Improve Streamsets pipelines performance with loose coupling architecture - Part 2
This is the second part of the blog I posted earlier. In the end of the first part I was discussing disadvantages of design with orchestration and 1:1 ratio between jobs and documents.
To address these disadvantages, let’s go even further with decoupling and stage intermediate data. The first pipeline would stage Document data in a shared location, from where it could be read by the second pipeline in parallel streams.
For example, let’s stage Documents in a Kafka topic (this option may be especially handy when staging CDC data). Parallelism for Items extraction would be achieved by partitioning the topic. When writing into the Kafka topic, the partitioning key could be made either from some field(s) of a Document or their hash – the latter can be computed e.g. using a Groovy evaluator:
That hash value would be used in the Kafka destination:
For Items extraction, the second pipeline should start with a Kafka origin to read the topic, with a subsequent REST call to extract Items. Make sure the Max Batch Size in the Kafka origin is not too high, otherwise the OOM error risk would strike back.

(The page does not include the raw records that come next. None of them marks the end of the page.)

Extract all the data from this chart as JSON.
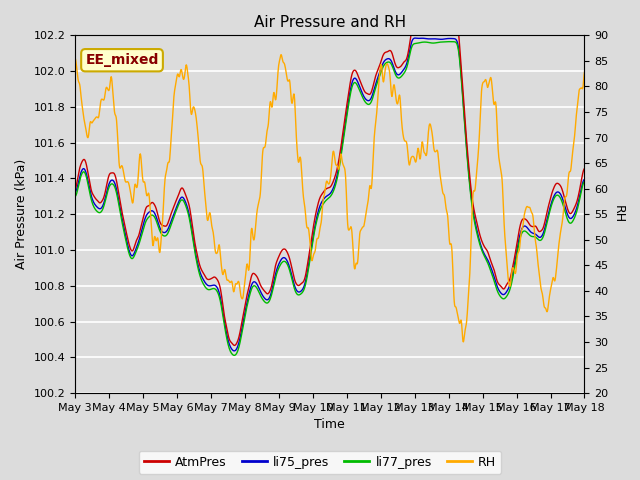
{
  "title": "Air Pressure and RH",
  "xlabel": "Time",
  "ylabel_left": "Air Pressure (kPa)",
  "ylabel_right": "RH",
  "ylim_left": [
    100.2,
    102.2
  ],
  "ylim_right": [
    20,
    90
  ],
  "yticks_left": [
    100.2,
    100.4,
    100.6,
    100.8,
    101.0,
    101.2,
    101.4,
    101.6,
    101.8,
    102.0,
    102.2
  ],
  "yticks_right": [
    20,
    25,
    30,
    35,
    40,
    45,
    50,
    55,
    60,
    65,
    70,
    75,
    80,
    85,
    90
  ],
  "xtick_labels": [
    "May 3",
    "May 4",
    "May 5",
    "May 6",
    "May 7",
    "May 8",
    "May 9",
    "May 10",
    "May 11",
    "May 12",
    "May 13",
    "May 14",
    "May 15",
    "May 16",
    "May 17",
    "May 18"
  ],
  "legend_labels": [
    "AtmPres",
    "li75_pres",
    "li77_pres",
    "RH"
  ],
  "colors": {
    "AtmPres": "#cc0000",
    "li75_pres": "#0000cc",
    "li77_pres": "#00bb00",
    "RH": "#ffaa00"
  },
  "annotation_text": "EE_mixed",
  "annotation_bg": "#ffffcc",
  "annotation_border": "#ccaa00",
  "plot_bg": "#dcdcdc",
  "grid_color": "#ffffff",
  "fig_bg": "#dcdcdc",
  "title_fontsize": 11,
  "label_fontsize": 9,
  "tick_fontsize": 8,
  "legend_fontsize": 9,
  "linewidth": 1.0
}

In a job definition for Items extraction we should provide the number of parallel running pipeline instances; they will be spread across all available SDCs, each instance reading one partition:
Here, if the Item extraction pipeline fails, it can be easily retried, because topic offsets are persisted by Kafka.

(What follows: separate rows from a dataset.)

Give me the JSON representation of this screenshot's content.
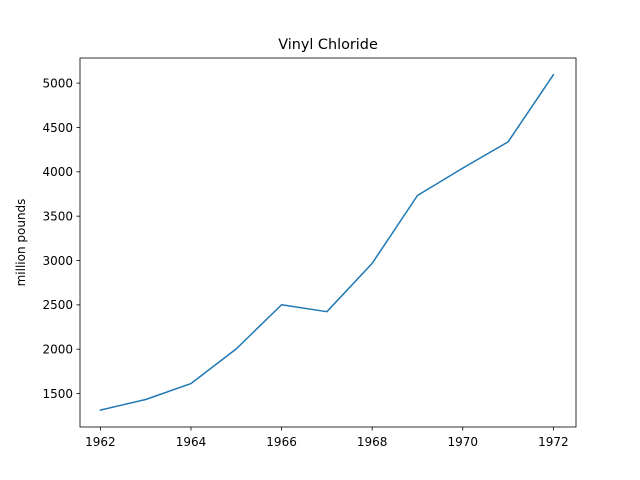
{
  "chart_data": {
    "type": "line",
    "title": "Vinyl Chloride",
    "xlabel": "",
    "ylabel": "million pounds",
    "x": [
      1962,
      1963,
      1964,
      1965,
      1966,
      1967,
      1968,
      1969,
      1970,
      1971,
      1972
    ],
    "series": [
      {
        "values": [
          1313,
          1433,
          1613,
          2004,
          2501,
          2423,
          2968,
          3733,
          4042,
          4337,
          5093
        ],
        "color": "#1f77b4"
      }
    ],
    "xlim": [
      1961.55,
      1972.5
    ],
    "ylim": [
      1123,
      5283
    ],
    "xticks": [
      1962,
      1964,
      1966,
      1968,
      1970,
      1972
    ],
    "yticks": [
      1500,
      2000,
      2500,
      3000,
      3500,
      4000,
      4500,
      5000
    ],
    "grid": false,
    "legend": "none"
  }
}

Kafka is a kind of low hanging fruit: it naturally fits the requirements of this scenario. To practice with this design, I recommend Streamsets course on loosely coupled architecture. But what if you only have file storage – say, in Azure Data Lake?
Recommended by LinkedIn
The Documents pipeline would be almost the same – create a partitioning key, and use it in the target directory's path:
When extracting Items, the difference with Kafka use case is that instead of a single job running multiple pipeline instances, here we should run multiple jobs, each addressing a specific partition.
The pipeline for Items extraction would accept a partition number parameter, and read from that partition in Azure Data Lake Storage’s directory:
To create and start parallel jobs from Job Templates, we need to generate the list of partitions, and then use the Start Jobs stage. For demo purposes I’ve just hardcoded it the partitions list, but it could be done more "dynamically":
These values are then used as partition parameters when starting Jobs from Job Templates:
Note that generated Jobs are started in the background and are not deleted upon completion; in fact, we don’t want them to complete. These jobs would constantly poll the source directory and collect Documents files as soon as they appear. It’s possible to run those jobs in Batch mode, too, however.

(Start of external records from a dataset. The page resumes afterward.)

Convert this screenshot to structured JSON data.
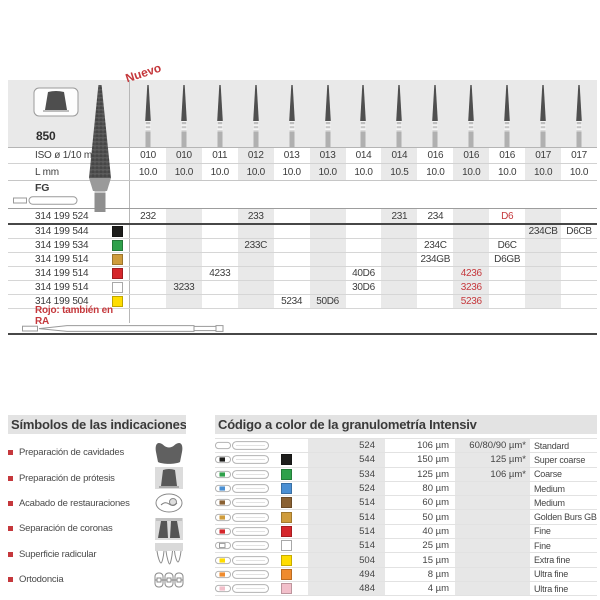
{
  "product_table": {
    "model": "850",
    "nuevo_label": "Nuevo",
    "iso_label": "ISO ø 1/10 mm",
    "l_label": "L mm",
    "fg_label": "FG",
    "iso_values": [
      "010",
      "010",
      "011",
      "012",
      "013",
      "013",
      "014",
      "014",
      "016",
      "016",
      "016",
      "017",
      "017"
    ],
    "l_values": [
      "10.0",
      "10.0",
      "10.0",
      "10.0",
      "10.0",
      "10.0",
      "10.0",
      "10.5",
      "10.0",
      "10.0",
      "10.0",
      "10.0",
      "10.0"
    ],
    "rows": [
      {
        "ref": "314 199 524",
        "color_name": "none",
        "hex": "",
        "cells": [
          {
            "col": 1,
            "v": "232"
          },
          {
            "col": 4,
            "v": "233"
          },
          {
            "col": 8,
            "v": "231"
          },
          {
            "col": 9,
            "v": "234"
          },
          {
            "col": 11,
            "v": "D6",
            "red": true
          }
        ]
      },
      {
        "ref": "314 199 544",
        "color_name": "black",
        "hex": "#1d1d1b",
        "cells": [
          {
            "col": 12,
            "v": "234CB"
          },
          {
            "col": 13,
            "v": "D6CB"
          }
        ]
      },
      {
        "ref": "314 199 534",
        "color_name": "green",
        "hex": "#2fa14b",
        "cells": [
          {
            "col": 4,
            "v": "233C"
          },
          {
            "col": 9,
            "v": "234C"
          },
          {
            "col": 11,
            "v": "D6C"
          }
        ]
      },
      {
        "ref": "314 199 514",
        "color_name": "gold",
        "hex": "#cf9c3c",
        "cells": [
          {
            "col": 9,
            "v": "234GB"
          },
          {
            "col": 11,
            "v": "D6GB"
          }
        ]
      },
      {
        "ref": "314 199 514",
        "color_name": "red",
        "hex": "#d5262b",
        "cells": [
          {
            "col": 3,
            "v": "4233"
          },
          {
            "col": 7,
            "v": "40D6"
          },
          {
            "col": 10,
            "v": "4236",
            "red": true
          }
        ]
      },
      {
        "ref": "314 199 514",
        "color_name": "white",
        "hex": "#ffffff",
        "cells": [
          {
            "col": 2,
            "v": "3233"
          },
          {
            "col": 7,
            "v": "30D6"
          },
          {
            "col": 10,
            "v": "3236",
            "red": true
          }
        ]
      },
      {
        "ref": "314 199 504",
        "color_name": "yellow",
        "hex": "#ffdd00",
        "cells": [
          {
            "col": 5,
            "v": "5234"
          },
          {
            "col": 6,
            "v": "50D6"
          },
          {
            "col": 10,
            "v": "5236",
            "red": true
          }
        ]
      }
    ],
    "rojo_note": "Rojo: también en RA"
  },
  "simbolos": {
    "heading": "Símbolos de las indicaciones",
    "items": [
      {
        "label": "Preparación de cavidades",
        "icon": "cavity-prep-icon"
      },
      {
        "label": "Preparación de prótesis",
        "icon": "prosthesis-prep-icon"
      },
      {
        "label": "Acabado de restauraciones",
        "icon": "restoration-finishing-icon"
      },
      {
        "label": "Separación de coronas",
        "icon": "crown-separation-icon"
      },
      {
        "label": "Superficie radicular",
        "icon": "root-surface-icon"
      },
      {
        "label": "Ortodoncia",
        "icon": "orthodontics-icon"
      }
    ]
  },
  "granulometria": {
    "heading": "Código a color de la granulometría Intensiv",
    "rows": [
      {
        "color_name": "none",
        "hex": "",
        "code": "524",
        "grain": "106 µm",
        "alt": "60/80/90 µm*",
        "desc": "Standard"
      },
      {
        "color_name": "black",
        "hex": "#1d1d1b",
        "code": "544",
        "grain": "150 µm",
        "alt": "125 µm*",
        "desc": "Super coarse"
      },
      {
        "color_name": "green",
        "hex": "#2fa14b",
        "code": "534",
        "grain": "125 µm",
        "alt": "106 µm*",
        "desc": "Coarse"
      },
      {
        "color_name": "blue",
        "hex": "#4a8fd3",
        "code": "524",
        "grain": "80 µm",
        "alt": "",
        "desc": "Medium"
      },
      {
        "color_name": "brown",
        "hex": "#8a6133",
        "code": "514",
        "grain": "60 µm",
        "alt": "",
        "desc": "Medium"
      },
      {
        "color_name": "gold",
        "hex": "#cf9c3c",
        "code": "514",
        "grain": "50 µm",
        "alt": "",
        "desc": "Golden Burs GB"
      },
      {
        "color_name": "red",
        "hex": "#d5262b",
        "code": "514",
        "grain": "40 µm",
        "alt": "",
        "desc": "Fine"
      },
      {
        "color_name": "white",
        "hex": "#ffffff",
        "code": "514",
        "grain": "25 µm",
        "alt": "",
        "desc": "Fine"
      },
      {
        "color_name": "yellow",
        "hex": "#ffdd00",
        "code": "504",
        "grain": "15 µm",
        "alt": "",
        "desc": "Extra fine"
      },
      {
        "color_name": "orange",
        "hex": "#ef8b2e",
        "code": "494",
        "grain": "8 µm",
        "alt": "",
        "desc": "Ultra fine"
      },
      {
        "color_name": "pink",
        "hex": "#f2bfca",
        "code": "484",
        "grain": "4 µm",
        "alt": "",
        "desc": "Ultra fine"
      }
    ]
  },
  "colors": {
    "accent_red": "#c5383c",
    "band_gray": "#e9e9e9",
    "header_band": "#e3e3e3"
  }
}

In both these examples, the Documents and Items pipelines are truly decoupled: they work independently, and each can be restarted after failover without data loss. Control Hub’s admin overheads for job management is minimised. Lastly, the only data persisted in the log is a partition number, which can hardly be called sensitive data.
These examples are not meant to be exact blueprints for your pipelines; the end design it’s up to a data engineer. When taking into account your business requirements, as well as source and target systems’ logic and performance implications, you should be able to use these patterns and build robust, fast and scalable data pipelines, working either in batch or streaming mode.